Legal reviews are becoming increasingly complex and time-consuming, requiring sophisticated tools and techniques to manage and analyze large and diverse datasets. This trend has been driven by the growth of cloud computing, which allows businesses and organizations to store vast amounts of data online, as well as the growing use of social media, which generates large amounts of data in real-time. As a result, legal professionals are increasingly turning to technology solutions, such as e-discovery software, to help them manage the complexity and volume of data in modern legal cases.

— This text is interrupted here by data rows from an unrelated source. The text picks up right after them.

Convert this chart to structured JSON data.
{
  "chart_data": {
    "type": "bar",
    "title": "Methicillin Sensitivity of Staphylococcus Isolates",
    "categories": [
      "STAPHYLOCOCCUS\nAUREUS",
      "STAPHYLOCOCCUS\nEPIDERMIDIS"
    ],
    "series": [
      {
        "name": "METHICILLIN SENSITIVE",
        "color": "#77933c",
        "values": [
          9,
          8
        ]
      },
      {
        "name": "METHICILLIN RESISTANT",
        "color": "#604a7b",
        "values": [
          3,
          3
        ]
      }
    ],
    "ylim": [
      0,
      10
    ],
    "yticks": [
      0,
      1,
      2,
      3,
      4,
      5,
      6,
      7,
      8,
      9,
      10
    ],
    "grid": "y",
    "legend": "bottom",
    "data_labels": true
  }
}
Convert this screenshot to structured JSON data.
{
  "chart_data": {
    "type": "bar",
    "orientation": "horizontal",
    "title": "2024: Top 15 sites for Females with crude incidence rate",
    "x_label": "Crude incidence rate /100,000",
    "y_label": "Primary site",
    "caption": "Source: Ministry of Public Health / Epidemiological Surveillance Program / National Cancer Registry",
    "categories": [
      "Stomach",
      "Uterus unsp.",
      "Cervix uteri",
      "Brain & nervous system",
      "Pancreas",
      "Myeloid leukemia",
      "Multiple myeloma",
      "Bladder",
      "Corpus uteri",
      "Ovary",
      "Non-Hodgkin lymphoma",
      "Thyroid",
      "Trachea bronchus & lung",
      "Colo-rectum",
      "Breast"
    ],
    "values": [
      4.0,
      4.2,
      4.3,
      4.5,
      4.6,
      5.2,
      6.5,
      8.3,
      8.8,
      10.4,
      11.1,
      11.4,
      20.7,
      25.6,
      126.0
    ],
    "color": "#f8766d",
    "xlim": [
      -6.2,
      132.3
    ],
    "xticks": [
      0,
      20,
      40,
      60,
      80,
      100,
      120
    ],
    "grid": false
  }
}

Supervised and unsupervised learning are two different approaches to training artificial intelligence (AI) systems. Supervised learning involves training the AI using labeled data, which means that human annotators have manually labeled data with the correct answer or category. This labeled data is then used to train the AI model to make predictions on new, unlabeled data.
In contrast, unsupervised learning is a type of AI training where the AI system is not given labeled data. Instead, it is fed with large amounts of unstructured data, and it must find patterns and relationships on its own. In other words, unsupervised learning allows an AI system to learn from data without human intervention.
At Anzyz Technologies we use a combination of the two techniques, a so-called hybrid AI approach, by first applying unsupervised learning techniques to identify patterns and relationships in text data, and then applying supervised learning techniques to classify text data into categories.
A hybrid AI approach allows AI systems to take advantage of the strengths of both supervised and unsupervised learning, which can lead to more accurate predictions and classifications, particularly for complex and large-scale datasets.
With its hybrid AI system, Anzyz’ e-discovery removes the mundane work of having to manually train the AI, resulting in faster and more accurate reviews for legal professionals.